The steering wheel jerked left, then right, and they came to a stop at an angle, the RV groaning around them.

“What happened?” Don asked, heart thudding in his chest.

“Flat tire,” Rodney said, slapping the steering wheel. “Of all the—You all right?”

“Startled me, is all. You?”

Rodney laughed, a mixture of relief and annoyance. “Yeah, I’m fine.” He flexed his hands against the steering wheel. “Always something, isn’t it?”

“Well, get off the road. Don’t want to be blocking it when more people come.”

He did as he was told. Carefully, he pulled the limping RV off to the side onto a little dirt pullout. After switching the RV off, Rodney clambered out, muttering under his breath. Don followed and found Rodney glaring at the left rear tire.

“Picked up a nail,” he said. “See it?”

Don did. Near the top, in the middle. The tire itself wasn’t in too bad condition—some tread left—but the nail was firmly embedded, air hissing out around it. “The spare?”

“Checked it before I bought it. Not a donut, so we should be fine. Jack is brand new.”

“I’ll help.”

“I know you will. Come on. Let’s get it done. Already losing daylight.”

It took them the better part of an hour.

Only a few cars drove by, no one stopping to offer assistance, not that Rodney would have accepted it.

He was a proud man, for better or worse.

Always wanting to do things his own way.

Don loved that about him, for the most part; there were times when he’d had to put his foot down, and Rodney usually listened.

He was, after all, the voice of reason. Rodney had told him that many times over the years.

By the time they’d finished, both were sore and sweaty. Cranky too, until Don reminded Rodney that in the grand scheme of things, it didn’t matter. In due time, the audacity of a flat tire wouldn’t be something to concern themselves with. None of us will be here.

It should have frightened him, that thought. It did, but nowhere near to the extent he thought it would. Perhaps that would come later, in the days ahead as time grew shorter. But here, now, in a forest so green it looked plastic, it was a faraway thing, the end.

But that was a lie. Don knew as well as anyone that time did not stop for pretty things in nature. To distract himself, he said, “No one can change a tire like you. I’m impressed.”

Rodney chuckled, a slight, breathy sound. That was followed by laughter, bright and loud. Don joined in, and the two hung on to each other, laughing, laughing.

It was how the family found them, laughing and hugging and living.

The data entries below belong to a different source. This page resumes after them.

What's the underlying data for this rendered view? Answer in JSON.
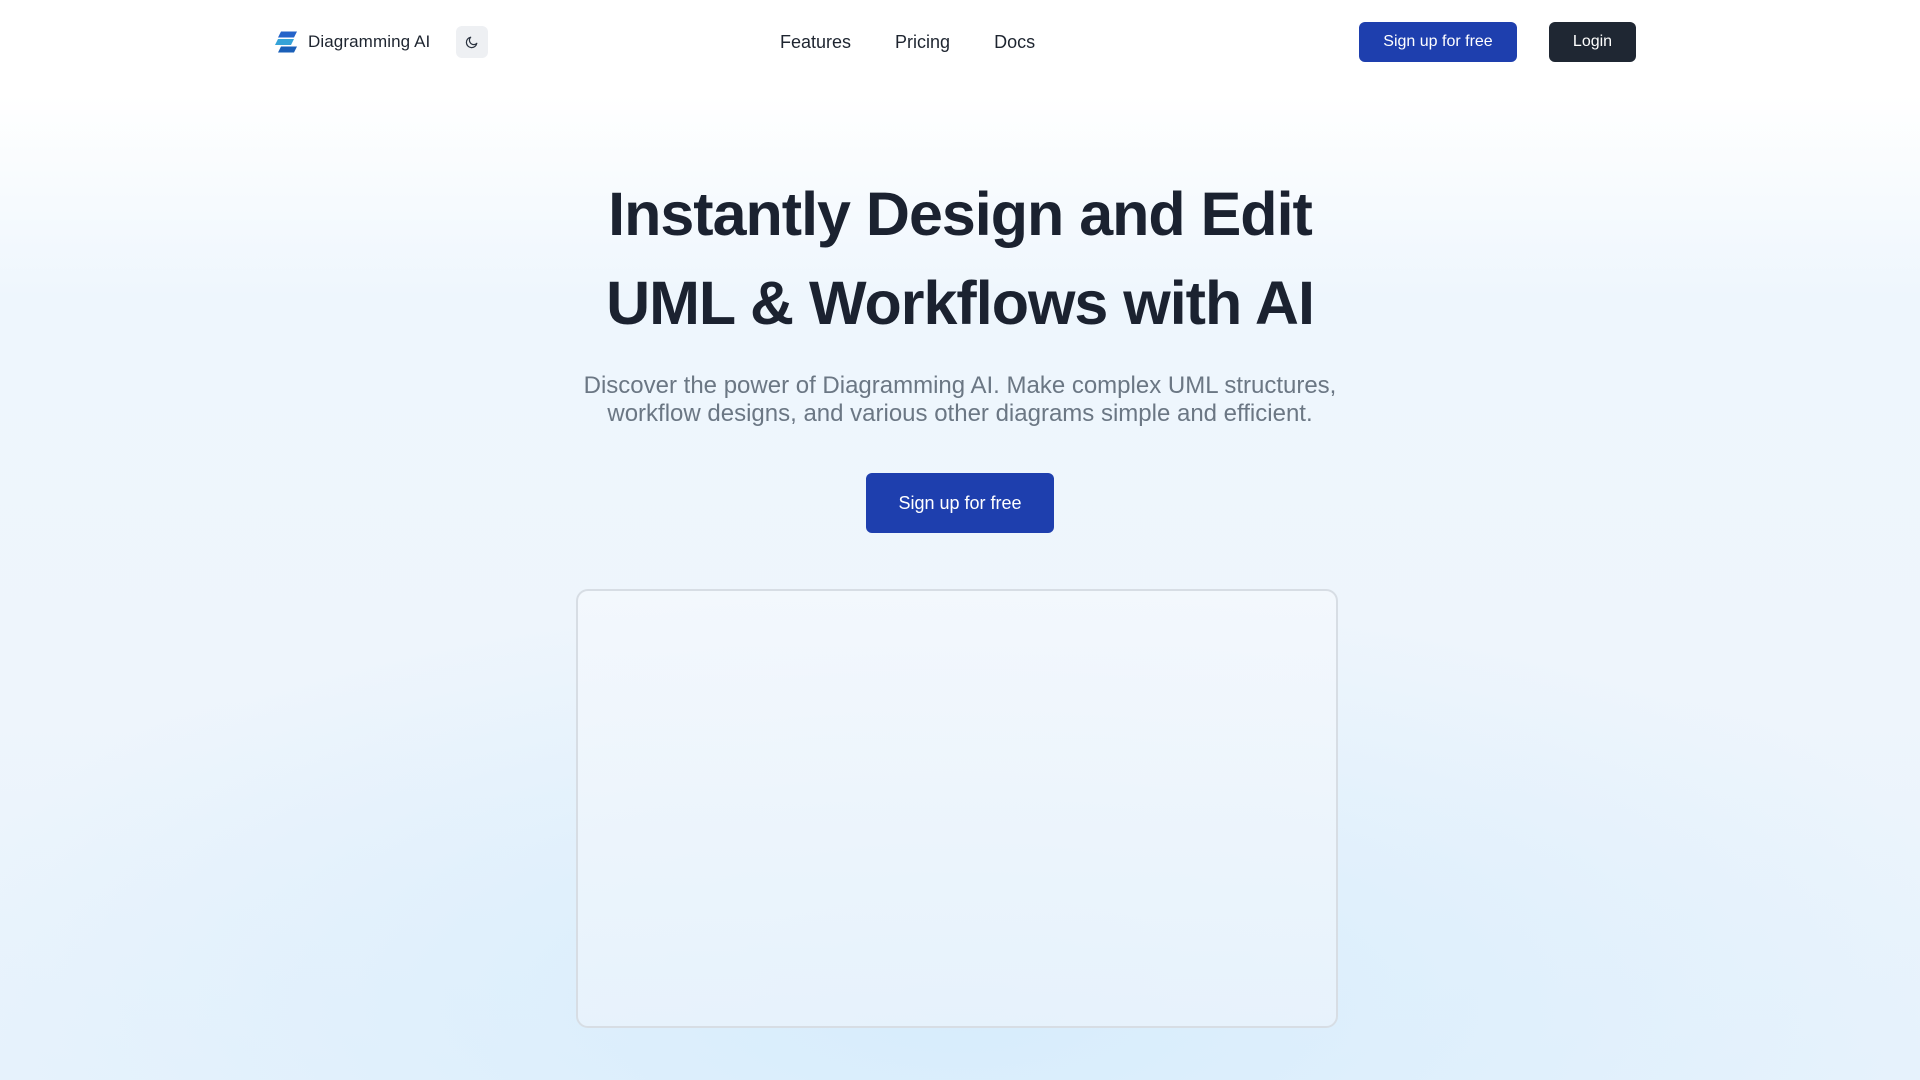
{
  "header": {
    "brand": {
      "name": "Diagramming AI",
      "logo_icon": "stacked-layers-logo-icon",
      "logo_colors": [
        "#2563c9",
        "#35a3d8",
        "#1a5fb8"
      ]
    },
    "theme_toggle_icon": "moon-icon",
    "nav": [
      {
        "label": "Features"
      },
      {
        "label": "Pricing"
      },
      {
        "label": "Docs"
      }
    ],
    "signup_label": "Sign up for free",
    "login_label": "Login"
  },
  "hero": {
    "title_lines": [
      "Instantly Design and Edit",
      "UML & Workflows with AI"
    ],
    "subtitle_lines": [
      "Discover the power of Diagramming AI. Make complex UML structures,",
      "workflow designs, and various other diagrams simple and efficient."
    ],
    "cta_label": "Sign up for free"
  },
  "colors": {
    "primary": "#1e3fae",
    "dark_button": "#1f2733",
    "heading": "#1b2230",
    "muted_text": "#6b7784"
  }
}
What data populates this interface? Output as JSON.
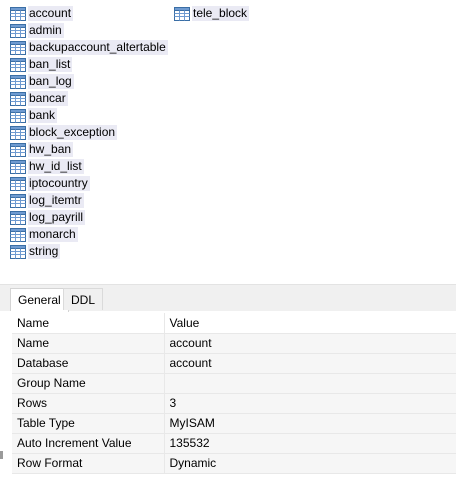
{
  "tables_col1": [
    "account",
    "admin",
    "backupaccount_altertable",
    "ban_list",
    "ban_log",
    "bancar",
    "bank",
    "block_exception",
    "hw_ban",
    "hw_id_list",
    "iptocountry",
    "log_itemtr",
    "log_payrill",
    "monarch",
    "string"
  ],
  "tables_col2": [
    "tele_block"
  ],
  "tabs": {
    "general": "General",
    "ddl": "DDL"
  },
  "props": {
    "header": {
      "name": "Name",
      "value": "Value"
    },
    "rows": [
      {
        "name": "Name",
        "value": "account"
      },
      {
        "name": "Database",
        "value": "account"
      },
      {
        "name": "Group Name",
        "value": ""
      },
      {
        "name": "Rows",
        "value": "3"
      },
      {
        "name": "Table Type",
        "value": "MyISAM"
      },
      {
        "name": "Auto Increment Value",
        "value": "135532"
      },
      {
        "name": "Row Format",
        "value": "Dynamic"
      }
    ]
  },
  "icon": {
    "name": "table-icon",
    "color": "#3a6ea5"
  }
}
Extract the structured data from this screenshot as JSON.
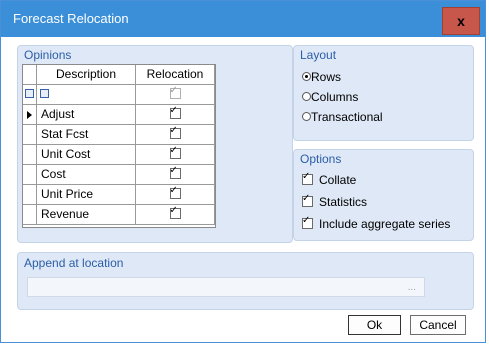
{
  "window": {
    "title": "Forecast Relocation",
    "close_label": "x"
  },
  "opinions": {
    "label": "Opinions",
    "columns": {
      "description": "Description",
      "relocation": "Relocation"
    },
    "header_all_checked": true,
    "rows": [
      {
        "description": "Adjust",
        "checked": true,
        "current": true
      },
      {
        "description": "Stat Fcst",
        "checked": true,
        "current": false
      },
      {
        "description": "Unit Cost",
        "checked": true,
        "current": false
      },
      {
        "description": "Cost",
        "checked": true,
        "current": false
      },
      {
        "description": "Unit Price",
        "checked": true,
        "current": false
      },
      {
        "description": "Revenue",
        "checked": true,
        "current": false
      }
    ]
  },
  "layout": {
    "label": "Layout",
    "options": [
      {
        "label": "Rows",
        "selected": true
      },
      {
        "label": "Columns",
        "selected": false
      },
      {
        "label": "Transactional",
        "selected": false
      }
    ]
  },
  "options": {
    "label": "Options",
    "items": [
      {
        "label": "Collate",
        "checked": true
      },
      {
        "label": "Statistics",
        "checked": true
      },
      {
        "label": "Include aggregate series",
        "checked": true
      }
    ]
  },
  "append": {
    "label": "Append at location",
    "value": "",
    "browse_label": "..."
  },
  "buttons": {
    "ok": "Ok",
    "cancel": "Cancel"
  }
}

They pulled away, but only just, Rodney’s hand in Don’s. The minivan parked right behind the RV, and a middle-aged man hung his head out the driver’s-side window. “You folks okay?”

Rodney—ever the protector—squeezed Don’s hand in a silent warning. He said, “We’re good. Just had some nail trouble.”

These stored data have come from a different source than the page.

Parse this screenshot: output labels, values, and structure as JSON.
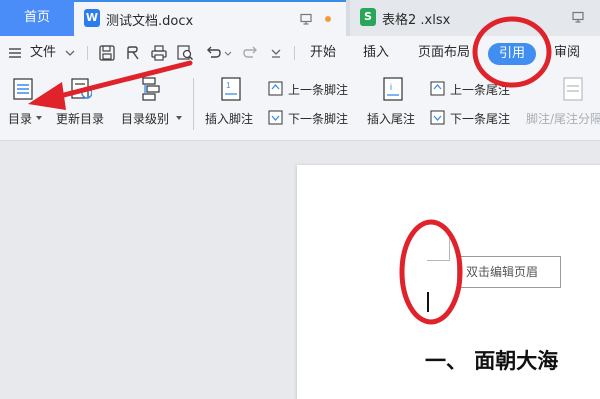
{
  "tabs": {
    "home": "首页",
    "doc_title": "测试文档.docx",
    "sheet_title": "表格2 .xlsx"
  },
  "menu": {
    "file": "文件",
    "items": [
      "开始",
      "插入",
      "页面布局",
      "引用",
      "审阅"
    ],
    "active": "引用"
  },
  "ribbon": {
    "toc": "目录",
    "update_toc": "更新目录",
    "toc_level": "目录级别",
    "insert_footnote": "插入脚注",
    "prev_footnote": "上一条脚注",
    "next_footnote": "下一条脚注",
    "insert_endnote": "插入尾注",
    "prev_endnote": "上一条尾注",
    "next_endnote": "下一条尾注",
    "footnote_sep": "脚注/尾注分隔"
  },
  "document": {
    "header_hint": "双击编辑页眉",
    "heading": "一、 面朝大海"
  },
  "colors": {
    "accent": "#3f8ef0",
    "annotation": "#e0222a",
    "doc_icon": "#2b7cf0",
    "sheet_icon": "#2aa65b"
  }
}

Three other faces stared out at them from the minivan. A woman in the passenger seat. Two children—a boy and girl—leaning between the front seats. The woman said something to the man, and he nodded along. The minivan turned off. The man stepped out.

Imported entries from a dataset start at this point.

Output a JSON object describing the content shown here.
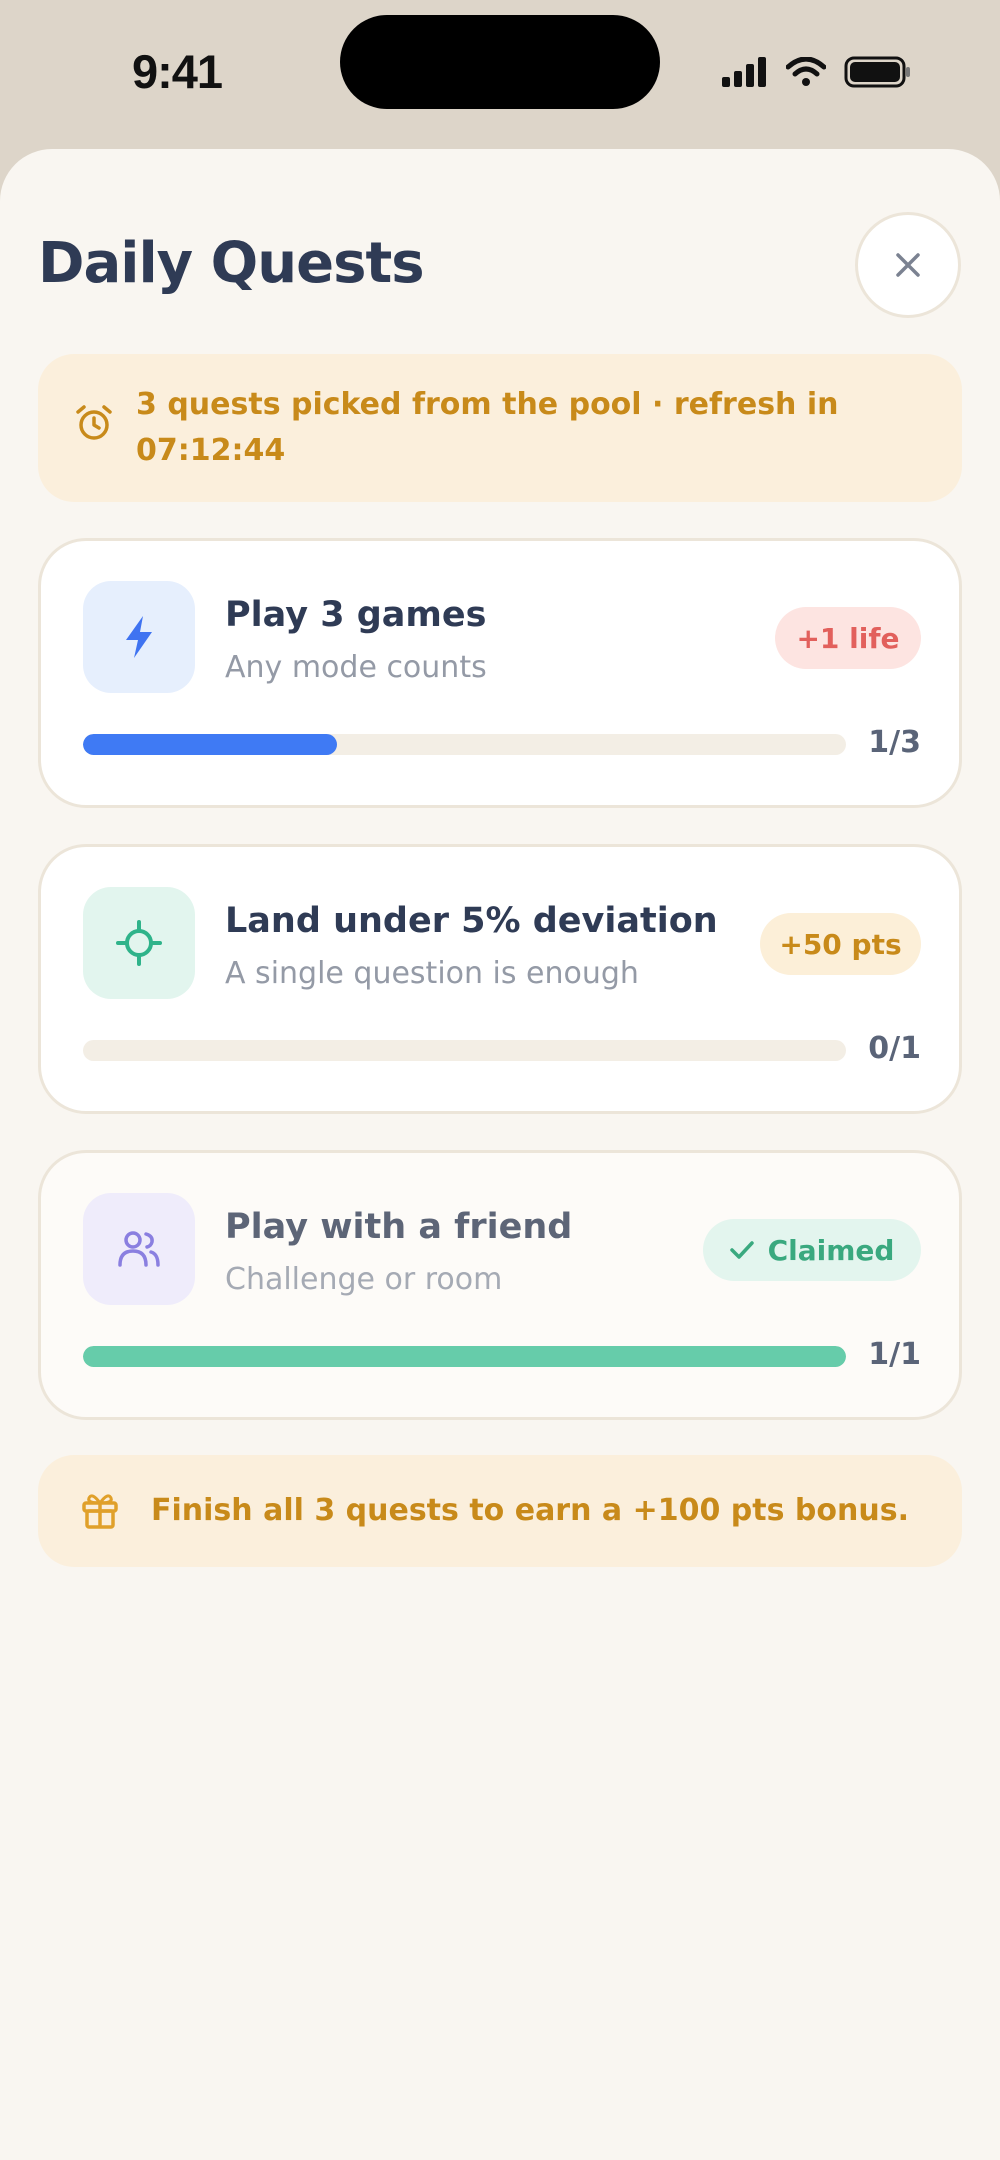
{
  "status_bar": {
    "time": "9:41"
  },
  "sheet": {
    "title": "Daily Quests"
  },
  "refresh_banner": {
    "text": "3 quests picked from the pool · refresh in 07:12:44",
    "icon": "alarm-clock-icon"
  },
  "quests": [
    {
      "title": "Play 3 games",
      "subtitle": "Any mode counts",
      "reward": "+1 life",
      "progress": 0.333,
      "count": "1/3",
      "icon": "lightning-icon",
      "icon_color": "#3f73f1",
      "icon_bg": "#e6effd",
      "bar_color": "#3f7af4",
      "reward_color": "#e2605c",
      "reward_bg": "#fde4e1",
      "claimed": false
    },
    {
      "title": "Land under 5% deviation",
      "subtitle": "A single question is enough",
      "reward": "+50 pts",
      "progress": 0,
      "count": "0/1",
      "icon": "crosshair-icon",
      "icon_color": "#2fb38a",
      "icon_bg": "#e2f5ee",
      "bar_color": "#66ccaa",
      "reward_color": "#c88a1a",
      "reward_bg": "#fcefd8",
      "claimed": false
    },
    {
      "title": "Play with a friend",
      "subtitle": "Challenge or room",
      "reward": "Claimed",
      "progress": 1,
      "count": "1/1",
      "icon": "users-icon",
      "icon_color": "#8a7fe0",
      "icon_bg": "#efecfb",
      "bar_color": "#66ccaa",
      "reward_color": "#3aa97f",
      "reward_bg": "#e3f5ee",
      "claimed": true
    }
  ],
  "bonus_banner": {
    "text": "Finish all 3 quests to earn a +100 pts bonus.",
    "icon": "gift-icon"
  },
  "colors": {
    "accent_amber": "#c88a1a",
    "title": "#2f3b55",
    "sheet_bg": "#f9f6f1"
  }
}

He was short, with black hair, and looked like a dad on vacation: button-down shirt tucked into khaki cargo shorts.

He had on Birkenstocks with white socks that rose halfway up his calves.

He stretched, arms above his head, as the other doors to the minivan opened, kids spilling out.

The man was smiling, a wide, brittle thing as if the edges of his lips were being pulled up by strings.

Not warm, but not frostbitten, either. Just … odd.